Room for Doubt: 2012

Friday, December 28, 2012

Turing's Revolution

In my post Alan Turing Year, I discussed how it's important for people to be aware of Turing's intellectual contributions to math and computer science, as well as his war efforts and tragic death. It's time to live up to my own call and do my part. In this post I'll talk about Turing's impact, from his best known contributions to his lesser known, but important ones.

I should note that the content of this post is largely stolen from answers to a question I asked on the StackExchange (SE) cstheory site, where I sought to gather a compendium of Turing's less known results. The answers made a collection of impressive contributions, some of which I wasn't familiar with. Some of his contributions turned out to be surprisingly modern. They also introduced us to viewing the world through an algorithmic lens.

Without further ado, here they are:

1. Defining Turing Machines and Showing the Existence of UTMs (1936): A Turing machine is a universal computing device that forms the basis of how we think about computing. A Universal Turing machine is a fixed machine that can simulate any other Turing machine -- most relevant to our current computers. (SE link)

a Lego Turing Machine, photo from wikipedia

2. The Church-Turing Thesis (1939): The idea that the Turing Machine (and Lambda calculus) captures all of computation, and is therefore worth studying. This hypothesis cannot be proven, but everyone believes it nonetheless. (wiki link)
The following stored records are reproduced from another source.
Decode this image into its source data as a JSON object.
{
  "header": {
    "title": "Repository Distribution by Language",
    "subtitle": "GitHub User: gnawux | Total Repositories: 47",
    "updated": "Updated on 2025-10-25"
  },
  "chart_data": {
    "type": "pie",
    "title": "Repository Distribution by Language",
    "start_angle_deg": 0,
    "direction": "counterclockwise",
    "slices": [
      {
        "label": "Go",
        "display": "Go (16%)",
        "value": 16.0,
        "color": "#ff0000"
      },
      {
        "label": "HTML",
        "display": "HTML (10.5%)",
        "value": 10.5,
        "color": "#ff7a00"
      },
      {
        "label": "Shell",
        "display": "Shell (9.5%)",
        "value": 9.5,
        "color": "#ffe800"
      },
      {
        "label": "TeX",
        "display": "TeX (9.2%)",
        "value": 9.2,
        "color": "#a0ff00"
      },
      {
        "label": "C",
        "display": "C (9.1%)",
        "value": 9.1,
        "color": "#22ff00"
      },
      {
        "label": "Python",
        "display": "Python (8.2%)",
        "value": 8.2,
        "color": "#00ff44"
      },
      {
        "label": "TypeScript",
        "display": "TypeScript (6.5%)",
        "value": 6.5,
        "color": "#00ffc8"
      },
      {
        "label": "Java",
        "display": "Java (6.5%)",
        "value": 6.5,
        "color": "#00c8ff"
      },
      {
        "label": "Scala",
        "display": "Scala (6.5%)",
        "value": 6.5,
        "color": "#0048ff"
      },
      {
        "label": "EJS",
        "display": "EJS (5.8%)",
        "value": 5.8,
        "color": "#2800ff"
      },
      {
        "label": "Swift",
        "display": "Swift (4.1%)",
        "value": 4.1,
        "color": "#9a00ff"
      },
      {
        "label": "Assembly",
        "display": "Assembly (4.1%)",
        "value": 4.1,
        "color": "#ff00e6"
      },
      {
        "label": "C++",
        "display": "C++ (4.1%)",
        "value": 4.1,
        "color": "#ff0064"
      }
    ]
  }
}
3. Solving the Entscheidungsproblem (1936): Turing solved Hilbert's "decision problem" by showing that deciding whether a program will halt is not possible in general. (wiki link)

4. The Turing Test and Introducing AI (1950): Turing gave an objective test that decides whether a computer exhibits intelligence. The idea is to say that a computer is intelligent if it can fool humans into thinking it is also human. Accepting this idea is a way to avoid many philosophical arguments about the nature of intelligence. (wiki link)

5. Introducing Oracles and Relativization into Computability Theory (1939): Oracles are incredibly useful for all sorts of analysis -- for example the famous Baker-Gill-Solovay result that says P vs NP cannot be separated any technique that relativizes (holds for relative to any oracle), eg diagnolization. It was part of the paper "Computing machinery and intelligence" that launched AI. (SE link)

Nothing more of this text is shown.